"Good heavens," cried the girl, her big blue eyes opening wide with injured innocence, "how could I help it? They're both in love with me. I don't care a rap for either one of them, but they got to fighting, and I couldn't stop them. I threw a pitcher of water on them, but they kept right on. I'd have called the police, but there was none to call. It wasn't my fault."

"But my dear Blanche," pleaded Barbara, "can't you see that you are bringing scandal and disgrace into the colony?"

"It's not me!" the pretty lips pouted. "It's these old women who are talking. Let them shut their mouths and attend to their own business. I'm not bothering them."

"You deny the accusations they bring against your good name?" Barbara said, with some surprise.

"Of course I deny them," she snapped. "I've got to have some fun, haven't I? I can't help it that a dozen boys come to see me and nobody ever sees the old tabbies who lie about me, can I? I can't help it that they are old and ugly, can I?"
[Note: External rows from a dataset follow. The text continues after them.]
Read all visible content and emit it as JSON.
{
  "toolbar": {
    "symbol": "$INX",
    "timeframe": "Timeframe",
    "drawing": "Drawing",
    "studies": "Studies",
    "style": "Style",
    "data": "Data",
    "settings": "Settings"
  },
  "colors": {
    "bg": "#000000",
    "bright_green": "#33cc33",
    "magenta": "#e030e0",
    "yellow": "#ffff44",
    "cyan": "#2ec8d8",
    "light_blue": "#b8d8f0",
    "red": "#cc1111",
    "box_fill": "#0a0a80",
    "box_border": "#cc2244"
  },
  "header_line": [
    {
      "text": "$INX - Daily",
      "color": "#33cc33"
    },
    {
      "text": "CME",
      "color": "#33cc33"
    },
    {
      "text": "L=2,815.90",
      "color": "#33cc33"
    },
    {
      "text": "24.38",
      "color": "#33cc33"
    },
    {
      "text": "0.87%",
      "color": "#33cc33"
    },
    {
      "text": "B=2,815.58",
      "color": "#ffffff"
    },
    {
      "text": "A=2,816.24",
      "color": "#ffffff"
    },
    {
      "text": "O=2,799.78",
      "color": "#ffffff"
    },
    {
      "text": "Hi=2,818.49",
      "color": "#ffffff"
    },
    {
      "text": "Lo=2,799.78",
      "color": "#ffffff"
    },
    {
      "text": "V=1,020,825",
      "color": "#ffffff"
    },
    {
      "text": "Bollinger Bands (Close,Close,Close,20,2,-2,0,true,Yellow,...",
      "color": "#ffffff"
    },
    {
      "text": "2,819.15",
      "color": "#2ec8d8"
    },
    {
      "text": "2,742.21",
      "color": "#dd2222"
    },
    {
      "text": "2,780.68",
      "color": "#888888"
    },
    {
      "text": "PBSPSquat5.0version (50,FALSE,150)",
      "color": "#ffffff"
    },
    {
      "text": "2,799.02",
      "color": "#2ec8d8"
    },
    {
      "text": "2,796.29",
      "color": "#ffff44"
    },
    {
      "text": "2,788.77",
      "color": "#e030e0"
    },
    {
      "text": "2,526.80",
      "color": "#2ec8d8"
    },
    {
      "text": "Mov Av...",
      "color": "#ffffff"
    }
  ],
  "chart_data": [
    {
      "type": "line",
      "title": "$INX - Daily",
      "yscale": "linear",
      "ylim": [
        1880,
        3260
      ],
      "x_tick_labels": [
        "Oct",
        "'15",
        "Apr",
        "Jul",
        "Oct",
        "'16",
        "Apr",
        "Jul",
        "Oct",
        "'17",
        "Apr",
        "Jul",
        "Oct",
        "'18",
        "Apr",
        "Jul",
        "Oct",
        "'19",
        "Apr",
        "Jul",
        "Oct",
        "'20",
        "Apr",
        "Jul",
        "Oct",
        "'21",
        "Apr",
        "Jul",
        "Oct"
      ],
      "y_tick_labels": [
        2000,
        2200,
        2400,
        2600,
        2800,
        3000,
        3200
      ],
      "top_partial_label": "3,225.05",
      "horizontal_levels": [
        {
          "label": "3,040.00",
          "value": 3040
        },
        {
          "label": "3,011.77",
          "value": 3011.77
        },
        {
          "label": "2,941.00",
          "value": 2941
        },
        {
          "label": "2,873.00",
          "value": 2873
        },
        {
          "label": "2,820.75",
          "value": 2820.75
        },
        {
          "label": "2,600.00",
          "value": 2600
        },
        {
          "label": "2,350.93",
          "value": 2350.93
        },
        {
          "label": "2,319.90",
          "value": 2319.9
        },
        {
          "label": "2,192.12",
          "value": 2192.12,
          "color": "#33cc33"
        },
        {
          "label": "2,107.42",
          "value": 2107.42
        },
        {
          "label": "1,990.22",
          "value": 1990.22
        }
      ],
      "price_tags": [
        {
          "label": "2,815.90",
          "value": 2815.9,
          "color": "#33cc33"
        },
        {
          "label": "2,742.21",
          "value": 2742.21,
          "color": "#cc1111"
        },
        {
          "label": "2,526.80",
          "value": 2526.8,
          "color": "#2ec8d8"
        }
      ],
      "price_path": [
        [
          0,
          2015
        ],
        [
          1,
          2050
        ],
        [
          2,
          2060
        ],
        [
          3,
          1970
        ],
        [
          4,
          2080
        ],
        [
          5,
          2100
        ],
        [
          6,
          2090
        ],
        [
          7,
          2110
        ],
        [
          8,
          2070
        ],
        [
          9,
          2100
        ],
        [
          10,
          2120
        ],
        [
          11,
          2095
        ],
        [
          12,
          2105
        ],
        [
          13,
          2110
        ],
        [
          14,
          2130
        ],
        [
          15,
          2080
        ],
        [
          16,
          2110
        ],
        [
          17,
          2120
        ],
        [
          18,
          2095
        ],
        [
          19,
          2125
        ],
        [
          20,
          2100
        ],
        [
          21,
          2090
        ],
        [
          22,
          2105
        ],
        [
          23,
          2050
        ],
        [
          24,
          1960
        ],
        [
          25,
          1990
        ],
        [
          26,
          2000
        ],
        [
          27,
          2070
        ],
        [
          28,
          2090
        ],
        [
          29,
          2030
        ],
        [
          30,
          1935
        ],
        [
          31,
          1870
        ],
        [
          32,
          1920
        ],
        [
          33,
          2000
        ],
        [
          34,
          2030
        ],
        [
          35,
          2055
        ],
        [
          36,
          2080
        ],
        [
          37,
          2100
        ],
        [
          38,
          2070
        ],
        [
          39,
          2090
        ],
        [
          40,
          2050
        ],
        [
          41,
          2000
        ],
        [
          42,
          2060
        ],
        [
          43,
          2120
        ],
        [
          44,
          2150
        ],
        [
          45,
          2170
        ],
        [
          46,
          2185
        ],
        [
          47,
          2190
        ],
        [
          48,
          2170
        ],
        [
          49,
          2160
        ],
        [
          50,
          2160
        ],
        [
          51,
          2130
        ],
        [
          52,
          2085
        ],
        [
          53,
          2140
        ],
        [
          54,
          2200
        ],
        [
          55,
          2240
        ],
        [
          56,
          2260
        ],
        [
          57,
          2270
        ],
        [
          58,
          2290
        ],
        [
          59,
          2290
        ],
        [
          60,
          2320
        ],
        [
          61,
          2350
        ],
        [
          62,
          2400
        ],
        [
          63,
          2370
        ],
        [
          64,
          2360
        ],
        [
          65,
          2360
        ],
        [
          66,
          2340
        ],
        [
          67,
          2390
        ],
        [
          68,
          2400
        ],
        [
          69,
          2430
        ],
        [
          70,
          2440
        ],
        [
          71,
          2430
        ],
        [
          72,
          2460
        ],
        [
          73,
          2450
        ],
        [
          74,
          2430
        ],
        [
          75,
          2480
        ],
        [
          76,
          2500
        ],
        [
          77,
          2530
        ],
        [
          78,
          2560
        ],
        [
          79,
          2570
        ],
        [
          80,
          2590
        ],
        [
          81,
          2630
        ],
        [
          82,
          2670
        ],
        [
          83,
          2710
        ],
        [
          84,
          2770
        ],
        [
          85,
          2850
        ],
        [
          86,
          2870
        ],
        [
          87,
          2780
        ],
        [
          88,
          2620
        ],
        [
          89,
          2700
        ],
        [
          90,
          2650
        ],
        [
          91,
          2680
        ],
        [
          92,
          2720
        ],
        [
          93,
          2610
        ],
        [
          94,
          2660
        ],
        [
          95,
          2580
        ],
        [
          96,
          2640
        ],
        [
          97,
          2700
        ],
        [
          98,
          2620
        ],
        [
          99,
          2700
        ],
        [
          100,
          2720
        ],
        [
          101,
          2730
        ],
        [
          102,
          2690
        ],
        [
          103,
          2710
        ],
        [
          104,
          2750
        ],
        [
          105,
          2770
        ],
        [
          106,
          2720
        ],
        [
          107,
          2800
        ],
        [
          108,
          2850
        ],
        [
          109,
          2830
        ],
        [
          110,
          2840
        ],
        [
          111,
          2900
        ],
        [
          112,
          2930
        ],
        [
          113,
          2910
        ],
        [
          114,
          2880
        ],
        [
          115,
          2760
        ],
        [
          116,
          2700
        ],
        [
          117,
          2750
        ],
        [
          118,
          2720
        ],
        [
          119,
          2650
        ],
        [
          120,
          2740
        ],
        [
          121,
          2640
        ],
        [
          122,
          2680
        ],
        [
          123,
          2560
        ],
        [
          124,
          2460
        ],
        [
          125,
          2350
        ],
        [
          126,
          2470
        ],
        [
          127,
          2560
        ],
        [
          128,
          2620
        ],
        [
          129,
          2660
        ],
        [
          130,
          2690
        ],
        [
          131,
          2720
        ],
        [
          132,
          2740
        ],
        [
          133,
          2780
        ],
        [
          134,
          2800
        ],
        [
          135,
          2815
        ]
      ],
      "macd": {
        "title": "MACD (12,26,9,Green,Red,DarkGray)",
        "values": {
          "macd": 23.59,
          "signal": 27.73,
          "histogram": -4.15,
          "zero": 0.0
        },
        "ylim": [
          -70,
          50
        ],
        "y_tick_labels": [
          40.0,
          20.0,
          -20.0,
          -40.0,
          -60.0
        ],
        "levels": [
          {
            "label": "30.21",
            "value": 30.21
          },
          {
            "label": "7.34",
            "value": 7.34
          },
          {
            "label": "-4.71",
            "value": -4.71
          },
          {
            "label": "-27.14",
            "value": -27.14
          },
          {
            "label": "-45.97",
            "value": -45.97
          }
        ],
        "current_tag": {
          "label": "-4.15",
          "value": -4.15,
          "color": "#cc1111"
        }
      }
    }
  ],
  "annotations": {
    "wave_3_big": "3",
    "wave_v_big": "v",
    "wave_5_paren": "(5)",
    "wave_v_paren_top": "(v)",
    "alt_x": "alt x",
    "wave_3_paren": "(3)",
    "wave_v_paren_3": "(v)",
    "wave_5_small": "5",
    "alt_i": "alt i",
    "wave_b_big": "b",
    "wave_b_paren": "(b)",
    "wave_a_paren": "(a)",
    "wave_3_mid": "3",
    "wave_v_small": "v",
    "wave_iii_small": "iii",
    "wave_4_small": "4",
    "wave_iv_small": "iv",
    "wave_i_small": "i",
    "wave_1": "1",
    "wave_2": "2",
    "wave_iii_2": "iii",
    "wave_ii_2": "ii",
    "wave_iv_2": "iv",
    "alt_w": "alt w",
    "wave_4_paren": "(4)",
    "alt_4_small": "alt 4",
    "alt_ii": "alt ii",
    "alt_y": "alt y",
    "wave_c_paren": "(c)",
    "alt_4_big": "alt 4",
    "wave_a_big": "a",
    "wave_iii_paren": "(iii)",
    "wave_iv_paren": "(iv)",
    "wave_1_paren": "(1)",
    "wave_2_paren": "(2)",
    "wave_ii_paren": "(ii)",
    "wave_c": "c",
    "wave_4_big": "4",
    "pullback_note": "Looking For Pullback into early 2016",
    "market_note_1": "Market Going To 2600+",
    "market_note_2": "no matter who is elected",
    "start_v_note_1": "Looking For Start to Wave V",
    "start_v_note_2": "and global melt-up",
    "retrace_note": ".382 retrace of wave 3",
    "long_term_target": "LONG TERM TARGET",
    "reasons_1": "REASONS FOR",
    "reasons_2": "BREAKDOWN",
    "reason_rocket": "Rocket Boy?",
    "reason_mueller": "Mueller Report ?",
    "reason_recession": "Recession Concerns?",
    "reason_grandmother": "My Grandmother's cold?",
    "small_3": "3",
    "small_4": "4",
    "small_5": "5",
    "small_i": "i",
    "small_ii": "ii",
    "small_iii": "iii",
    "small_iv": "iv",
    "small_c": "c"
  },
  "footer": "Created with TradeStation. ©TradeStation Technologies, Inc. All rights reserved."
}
Barbara had ceased to listen to the glib tongue, whose lying chatter tired her. She looked about the room with increasing amazement. It was stuffed with presents of every conceivable description. Costly rugs adorned the floor. Soft pillows filled the couch by the window. Dainty and expensive works of art adorned her mantel, and the richest and most beautiful underwear lay in a smoothly laundered pile on her luxuriant bed.

"And how did you get all these costly and beautiful things, my dear?" Barbara asked, with a touch of sarcasm.

The big blue eyes opened wide again with wonder.

"Why, the boys who are in love with me gave them. Why shouldn't they? I can't help it that they are foolish, can I? God made them so."

"And you accepted these rich and costly things in perfect innocence of the evil meaning others might put on them?"